- Recorded Date:Mar. 10, 2022
- Event:On Demand
When you analyze major breaches, it invariably comes down to a single vulnerability that was the major break the attacker needed to really bring off the attack. Often that break is about obtaining access to a single account and then elevating access to an account with more access. In a typical AD environment that has accreted objects, accounts, entitlements, and other complexity over decades it turns out that many accounts have been delegated privileged access in Active Directory and attackers can take advantage of those permissions.
This opens an abundance of attack paths in AD, but in this on-demand webcast, AD and Windows security expert Randy Franklin Smith will zero in on one example: Edit permissions on a group policy object. If that doesn’t sound like a powerful sort of privileged access, you need to understand this: Having edit access to a GPO effectively gives you administrator authority to all the computers that apply that GPO. This session demonstrates more than one way to prove that claim.
Then the session will explore the security controls available in Windows and Active Directory that control who can make changes to group policy objects, as well as group policy related attributes on other objects like Organizational Units and Domain roots.
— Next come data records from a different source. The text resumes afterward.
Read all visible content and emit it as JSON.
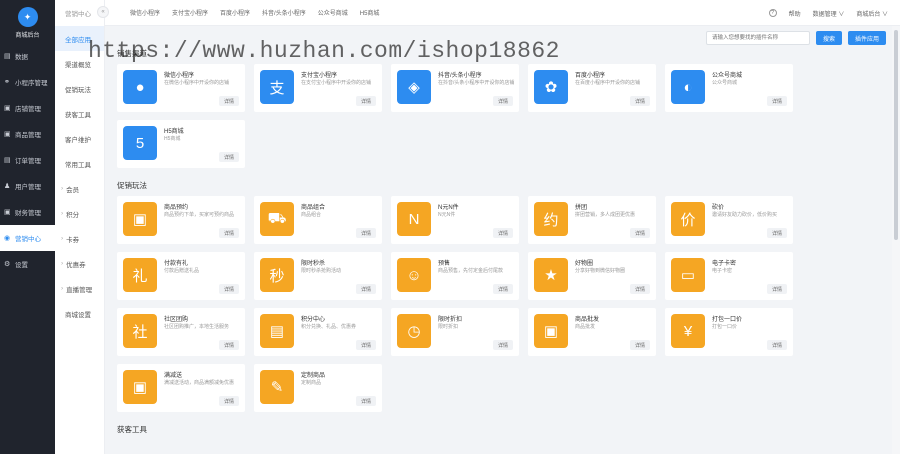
{
  "brand": {
    "logo_text": "✦",
    "name": "商城后台"
  },
  "nav": [
    {
      "icon": "chart-icon",
      "glyph": "▤",
      "label": "数据",
      "active": false
    },
    {
      "icon": "link-icon",
      "glyph": "⚭",
      "label": "小程序管理",
      "active": false
    },
    {
      "icon": "shop-icon",
      "glyph": "▣",
      "label": "店铺管理",
      "active": false
    },
    {
      "icon": "goods-icon",
      "glyph": "▣",
      "label": "商品管理",
      "active": false
    },
    {
      "icon": "order-icon",
      "glyph": "▤",
      "label": "订单管理",
      "active": false
    },
    {
      "icon": "user-icon",
      "glyph": "♟",
      "label": "用户管理",
      "active": false
    },
    {
      "icon": "finance-icon",
      "glyph": "▣",
      "label": "财务管理",
      "active": false
    },
    {
      "icon": "app-icon",
      "glyph": "◉",
      "label": "营销中心",
      "active": true
    },
    {
      "icon": "settings-icon",
      "glyph": "⚙",
      "label": "设置",
      "active": false
    }
  ],
  "sub": {
    "head": "营销中心",
    "items": [
      {
        "label": "全部应用",
        "active": true,
        "group": false
      },
      {
        "label": "渠道概览",
        "active": false,
        "group": false
      },
      {
        "label": "促销玩法",
        "active": false,
        "group": false
      },
      {
        "label": "获客工具",
        "active": false,
        "group": false
      },
      {
        "label": "客户维护",
        "active": false,
        "group": false
      },
      {
        "label": "常用工具",
        "active": false,
        "group": false
      },
      {
        "label": "会员",
        "active": false,
        "group": true
      },
      {
        "label": "积分",
        "active": false,
        "group": true
      },
      {
        "label": "卡券",
        "active": false,
        "group": true
      },
      {
        "label": "优惠券",
        "active": false,
        "group": true
      },
      {
        "label": "直播管理",
        "active": false,
        "group": true
      },
      {
        "label": "商城设置",
        "active": false,
        "group": false
      }
    ]
  },
  "topbar": {
    "collapse": "«",
    "tabs": [
      "微信小程序",
      "支付宝小程序",
      "百度小程序",
      "抖音/头条小程序",
      "公众号商城",
      "H5商城"
    ],
    "help_icon": "?",
    "help": "帮助",
    "data_mgmt": "数据管理 ∨",
    "admin": "商城后台 ∨"
  },
  "search": {
    "placeholder": "请输入您想要找的插件名称",
    "search_btn": "搜索",
    "create_btn": "插件应用"
  },
  "watermark": "https://www.huzhan.com/ishop18862",
  "sections": [
    {
      "title": "销售渠道",
      "cards": [
        {
          "name": "微信小程序",
          "desc": "在微信小程序中开设你的店铺",
          "color": "#2d8cf0",
          "glyph": "●",
          "icon": "wechat-icon",
          "detail": "详情"
        },
        {
          "name": "支付宝小程序",
          "desc": "在支付宝小程序中开设你的店铺",
          "color": "#2d8cf0",
          "glyph": "支",
          "icon": "alipay-icon",
          "detail": "详情"
        },
        {
          "name": "抖音/头条小程序",
          "desc": "在抖音/头条小程序中开设你的店铺",
          "color": "#2d8cf0",
          "glyph": "◈",
          "icon": "douyin-icon",
          "detail": "详情"
        },
        {
          "name": "百度小程序",
          "desc": "在百度小程序中开设你的店铺",
          "color": "#2d8cf0",
          "glyph": "✿",
          "icon": "baidu-icon",
          "detail": "详情"
        },
        {
          "name": "公众号商城",
          "desc": "公众号商城",
          "color": "#2d8cf0",
          "glyph": "◐",
          "icon": "official-account-icon",
          "detail": "详情"
        },
        {
          "name": "H5商城",
          "desc": "H5商城",
          "color": "#2d8cf0",
          "glyph": "5",
          "icon": "html5-icon",
          "detail": "详情"
        }
      ]
    },
    {
      "title": "促销玩法",
      "cards": [
        {
          "name": "商品预约",
          "desc": "商品预约下单，买家可预约商品",
          "color": "#f5a623",
          "glyph": "▣",
          "icon": "reserve-icon",
          "detail": "详情"
        },
        {
          "name": "商品组合",
          "desc": "商品组合",
          "color": "#f5a623",
          "glyph": "⛟",
          "icon": "combo-icon",
          "detail": "详情"
        },
        {
          "name": "N元N件",
          "desc": "N元N件",
          "color": "#f5a623",
          "glyph": "N",
          "icon": "n-yuan-icon",
          "detail": "详情"
        },
        {
          "name": "拼团",
          "desc": "拼团营销，多人成团更优惠",
          "color": "#f5a623",
          "glyph": "约",
          "icon": "group-buy-icon",
          "detail": "详情"
        },
        {
          "name": "砍价",
          "desc": "邀请好友助力砍价，低价购买",
          "color": "#f5a623",
          "glyph": "价",
          "icon": "bargain-icon",
          "detail": "详情"
        },
        {
          "name": "付款有礼",
          "desc": "付款后赠送礼品",
          "color": "#f5a623",
          "glyph": "礼",
          "icon": "gift-icon",
          "detail": "详情"
        },
        {
          "name": "限时秒杀",
          "desc": "限时秒杀抢购活动",
          "color": "#f5a623",
          "glyph": "秒",
          "icon": "seckill-icon",
          "detail": "详情"
        },
        {
          "name": "预售",
          "desc": "商品预售，先付定金后付尾款",
          "color": "#f5a623",
          "glyph": "☺",
          "icon": "presale-icon",
          "detail": "详情"
        },
        {
          "name": "好物圈",
          "desc": "分享好物到微信好物圈",
          "color": "#f5a623",
          "glyph": "★",
          "icon": "goods-circle-icon",
          "detail": "详情"
        },
        {
          "name": "电子卡密",
          "desc": "电子卡密",
          "color": "#f5a623",
          "glyph": "▭",
          "icon": "card-key-icon",
          "detail": "详情"
        },
        {
          "name": "社区团购",
          "desc": "社区团购推广，本地生活服务",
          "color": "#f5a623",
          "glyph": "社",
          "icon": "community-icon",
          "detail": "详情"
        },
        {
          "name": "积分中心",
          "desc": "积分兑换、礼品、优惠券",
          "color": "#f5a623",
          "glyph": "▤",
          "icon": "points-icon",
          "detail": "详情"
        },
        {
          "name": "限时折扣",
          "desc": "限时折扣",
          "color": "#f5a623",
          "glyph": "◷",
          "icon": "discount-icon",
          "detail": "详情"
        },
        {
          "name": "商品批发",
          "desc": "商品批发",
          "color": "#f5a623",
          "glyph": "▣",
          "icon": "wholesale-icon",
          "detail": "详情"
        },
        {
          "name": "打包一口价",
          "desc": "打包一口价",
          "color": "#f5a623",
          "glyph": "¥",
          "icon": "bundle-price-icon",
          "detail": "详情"
        },
        {
          "name": "满减送",
          "desc": "满减送活动，商品满额减免优惠",
          "color": "#f5a623",
          "glyph": "▣",
          "icon": "full-reduce-icon",
          "detail": "详情"
        },
        {
          "name": "定制商品",
          "desc": "定制商品",
          "color": "#f5a623",
          "glyph": "✎",
          "icon": "custom-goods-icon",
          "detail": "详情"
        }
      ]
    },
    {
      "title": "获客工具",
      "cards": []
    }
  ]
}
The latter is an important point because changing the gpLink or gpOptions attribution on an OU can be just as disruptive as editing an actual GPO.
So, it’s important to carefully manage the security of:
• Group Policy Creator Owners group
• The GPO itself
• The System/Policies folder in AD
• The sysvol folder on domain controllers
• The gpLink and gpOptions attributes on the domain root and organizational units
After an introduction to group policy access control and why it’s so important, Quest’s Bryan Patton will demonstrate a very realistic attack path involving one account that was delegated access to group policy and how practically the whole domain can be taken over by compromising that one account.
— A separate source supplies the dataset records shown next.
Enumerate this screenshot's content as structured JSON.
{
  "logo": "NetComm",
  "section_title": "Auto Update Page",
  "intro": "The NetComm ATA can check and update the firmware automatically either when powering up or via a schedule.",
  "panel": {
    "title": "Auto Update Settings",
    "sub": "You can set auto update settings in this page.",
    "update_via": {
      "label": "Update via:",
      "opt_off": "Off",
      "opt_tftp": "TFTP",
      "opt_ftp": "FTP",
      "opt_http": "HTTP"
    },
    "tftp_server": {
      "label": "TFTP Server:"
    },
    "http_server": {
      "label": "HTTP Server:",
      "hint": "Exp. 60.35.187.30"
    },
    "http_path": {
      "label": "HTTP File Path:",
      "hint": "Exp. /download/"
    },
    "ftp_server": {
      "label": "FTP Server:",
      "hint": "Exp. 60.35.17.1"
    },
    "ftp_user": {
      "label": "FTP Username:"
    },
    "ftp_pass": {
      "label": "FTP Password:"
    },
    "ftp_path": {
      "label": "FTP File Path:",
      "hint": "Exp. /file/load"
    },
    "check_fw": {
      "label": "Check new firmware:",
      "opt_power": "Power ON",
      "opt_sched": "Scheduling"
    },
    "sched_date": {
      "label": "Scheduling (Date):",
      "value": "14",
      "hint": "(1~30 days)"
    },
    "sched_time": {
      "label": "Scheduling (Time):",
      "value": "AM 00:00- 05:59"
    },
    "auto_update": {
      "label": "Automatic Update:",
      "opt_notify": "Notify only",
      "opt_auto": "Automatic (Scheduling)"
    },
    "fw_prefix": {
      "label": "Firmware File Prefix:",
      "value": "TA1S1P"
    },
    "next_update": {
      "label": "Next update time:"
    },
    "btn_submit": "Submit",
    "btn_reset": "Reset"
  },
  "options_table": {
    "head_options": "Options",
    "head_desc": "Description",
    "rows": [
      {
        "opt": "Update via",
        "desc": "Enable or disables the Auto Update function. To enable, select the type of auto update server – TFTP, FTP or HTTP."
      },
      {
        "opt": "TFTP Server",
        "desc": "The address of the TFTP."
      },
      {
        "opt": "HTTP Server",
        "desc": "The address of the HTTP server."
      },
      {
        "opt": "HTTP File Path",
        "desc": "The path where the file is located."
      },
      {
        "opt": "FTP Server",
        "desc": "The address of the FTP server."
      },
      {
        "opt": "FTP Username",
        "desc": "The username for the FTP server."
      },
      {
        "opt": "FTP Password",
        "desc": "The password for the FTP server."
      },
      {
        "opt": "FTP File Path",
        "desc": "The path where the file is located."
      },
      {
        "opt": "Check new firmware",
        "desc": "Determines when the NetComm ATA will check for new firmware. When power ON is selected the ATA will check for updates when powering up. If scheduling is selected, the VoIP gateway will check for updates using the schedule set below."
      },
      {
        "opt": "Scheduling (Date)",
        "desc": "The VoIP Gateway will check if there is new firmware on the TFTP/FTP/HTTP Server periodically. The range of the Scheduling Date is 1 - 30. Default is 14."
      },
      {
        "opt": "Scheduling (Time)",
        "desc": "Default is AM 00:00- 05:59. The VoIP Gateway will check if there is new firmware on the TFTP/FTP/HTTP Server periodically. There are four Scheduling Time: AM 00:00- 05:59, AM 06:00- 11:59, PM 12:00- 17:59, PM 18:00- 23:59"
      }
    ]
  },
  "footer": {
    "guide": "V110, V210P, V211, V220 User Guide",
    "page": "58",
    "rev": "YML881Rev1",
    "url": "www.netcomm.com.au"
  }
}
In addition, we’ll hear from Andy Robbins, whose background is in red teaming, where he performed numerous red team operations and penetration tests against banks, credit unions, health-care providers, defense companies, and other Fortune 500 companies across the world. He has presented at DEF CON, BSides Las Vegas, DerbyCon, ekoparty, and actively researches Active Directory and Azure security. He is also co-creator of SpecterOps BloodHound and he will briefly show you how Attack Path Management technology continuously maps and quantifies Active Directory Attack Paths – millions of them.